Real-time penetration state monitoring using convolutional neural network for laser welding of tailor rolled blanks

Abstract

In this paper, an innovative monitoring system capable of diagnosing the penetration state during the laser welding process is introduced, which consists of two main blocks: a coaxial visual monitoring platform and a penetration state diagnosis unit. The platform can capture coaxial images of the interaction zone during the laser welding through a partially transmitting mirror and a high-speed camera. An image dataset representing four welding states was created for training and validation. The unit mainly consists of an embedded power-efficient computing TX2 and image processing algorithms based on a convolution neural network (CNN). Experiment results show that the platform can stably capture state-of-the-art welding images.
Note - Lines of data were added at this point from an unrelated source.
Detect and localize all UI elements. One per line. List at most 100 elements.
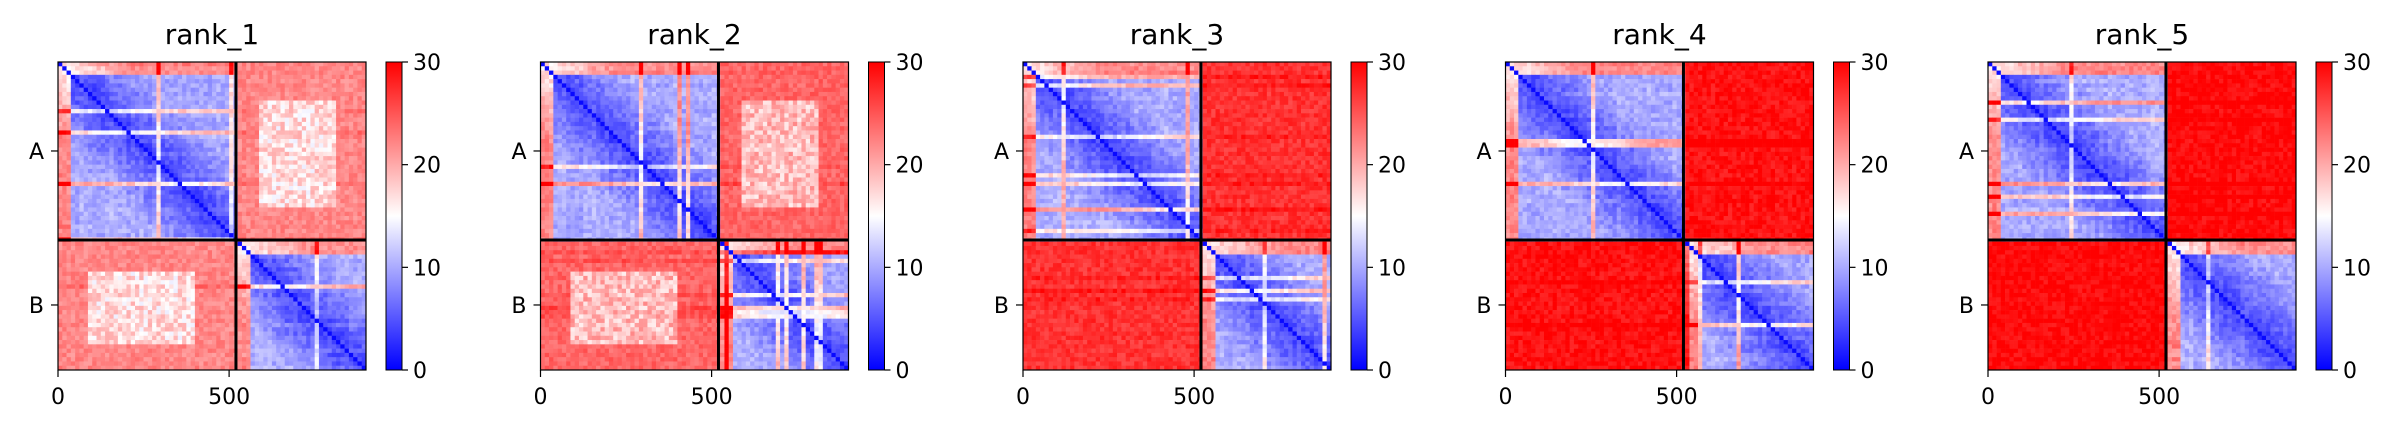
heatmap-cell [242, 212, 247, 217]
heatmap-cell [306, 263, 311, 268]
heatmap-cell [58, 255, 63, 260]
heatmap-cell [225, 182, 230, 187]
heatmap-cell [357, 92, 362, 97]
heatmap-cell [62, 246, 67, 251]
heatmap-cell [186, 156, 191, 161]
heatmap-cell [272, 289, 277, 294]
heatmap-cell [148, 293, 153, 298]
heatmap-cell [285, 105, 290, 110]
heatmap-cell [221, 302, 226, 307]
heatmap-cell [169, 250, 174, 255]
heatmap-cell [319, 314, 324, 319]
heatmap-cell [178, 276, 183, 281]
heatmap-cell [221, 178, 226, 183]
heatmap-cell [328, 92, 333, 97]
heatmap-cell [353, 207, 358, 212]
heatmap-cell [298, 276, 303, 281]
heatmap-cell [97, 267, 102, 272]
heatmap-cell [336, 199, 341, 204]
heatmap-cell [195, 199, 200, 204]
heatmap-cell [67, 199, 72, 204]
heatmap-cell [152, 169, 157, 174]
heatmap-cell [225, 207, 230, 212]
heatmap-cell [238, 207, 243, 212]
heatmap-cell [242, 118, 247, 123]
heatmap-cell [139, 101, 144, 106]
heatmap-cell [332, 310, 337, 315]
heatmap-cell [148, 160, 153, 165]
heatmap-cell [285, 152, 290, 157]
heatmap-cell [216, 160, 221, 165]
heatmap-cell [349, 118, 354, 123]
heatmap-cell [242, 156, 247, 161]
heatmap-cell [212, 306, 217, 311]
heatmap-cell [186, 169, 191, 174]
heatmap-cell [328, 160, 333, 165]
heatmap-cell [109, 75, 114, 80]
heatmap-cell [323, 88, 328, 93]
heatmap-cell [289, 101, 294, 106]
heatmap-cell [139, 96, 144, 101]
heatmap-cell [161, 263, 166, 268]
heatmap-cell [336, 195, 341, 200]
heatmap-cell [84, 284, 89, 289]
heatmap-cell [293, 302, 298, 307]
heatmap-cell [75, 319, 80, 324]
heatmap-cell [75, 212, 80, 217]
heatmap-cell [75, 336, 80, 341]
heatmap-cell [208, 203, 213, 208]
heatmap-cell [276, 280, 281, 285]
heatmap-cell [289, 126, 294, 131]
heatmap-cell [178, 323, 183, 328]
heatmap-cell [319, 242, 324, 247]
heatmap-cell [306, 336, 311, 341]
heatmap-cell [221, 259, 226, 264]
heatmap-cell [92, 92, 97, 97]
heatmap-cell [186, 173, 191, 178]
heatmap-cell [152, 280, 157, 285]
heatmap-cell [315, 83, 320, 88]
heatmap-cell [139, 263, 144, 268]
heatmap-cell [289, 276, 294, 281]
heatmap-cell [345, 276, 350, 281]
heatmap-cell [191, 220, 196, 225]
heatmap-cell [203, 212, 208, 217]
heatmap-cell [135, 332, 140, 337]
heatmap-cell [161, 130, 166, 135]
heatmap-cell [212, 233, 217, 238]
heatmap-cell [332, 263, 337, 268]
heatmap-cell [139, 160, 144, 165]
heatmap-cell [152, 250, 157, 255]
heatmap-cell [323, 314, 328, 319]
heatmap-cell [336, 259, 341, 264]
heatmap-cell [345, 195, 350, 200]
heatmap-cell [208, 113, 213, 118]
heatmap-cell [328, 314, 333, 319]
heatmap-cell [285, 207, 290, 212]
heatmap-cell [285, 332, 290, 337]
heatmap-cell [122, 118, 127, 123]
heatmap-cell [105, 323, 110, 328]
heatmap-cell [315, 135, 320, 140]
heatmap-cell [229, 88, 234, 93]
heatmap-cell [182, 66, 187, 71]
heatmap-cell [101, 276, 106, 281]
heatmap-cell [67, 186, 72, 191]
heatmap-cell [285, 284, 290, 289]
heatmap-cell [216, 62, 221, 67]
heatmap-cell [345, 130, 350, 135]
heatmap-cell [156, 75, 161, 80]
heatmap-cell [165, 267, 170, 272]
heatmap-cell [221, 336, 226, 341]
heatmap-cell [67, 109, 72, 114]
heatmap-cell [306, 96, 311, 101]
heatmap-cell [340, 160, 345, 165]
heatmap-cell [349, 242, 354, 247]
heatmap-cell [71, 280, 76, 285]
heatmap-cell [246, 148, 251, 153]
heatmap-cell [242, 195, 247, 200]
heatmap-cell [75, 66, 80, 71]
heatmap-cell [195, 212, 200, 217]
heatmap-cell [357, 139, 362, 144]
heatmap-cell [203, 126, 208, 131]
The CNN used for a diagnosis of the penetration state is optimized using an optimal network structure and hyperparameters, applying a super-Gaussian function to initialize the weights of the convolutional layer. Its latency on TX2 is less than 2 ms, satisfying the real-time requirement. During the real laser welding of tailor-rolled blanks, a penetration state diagnosis with an accuracy of 94.6 % can be achieved even if the illumination changes significantly. The similar accuracy between the validating set and a real laser welding demonstrates that the proposed monitoring system has strong robustness. The precision and recall ratios of the CNN are higher than those of other methods such as a histogram of oriented gradients and local binary pattern.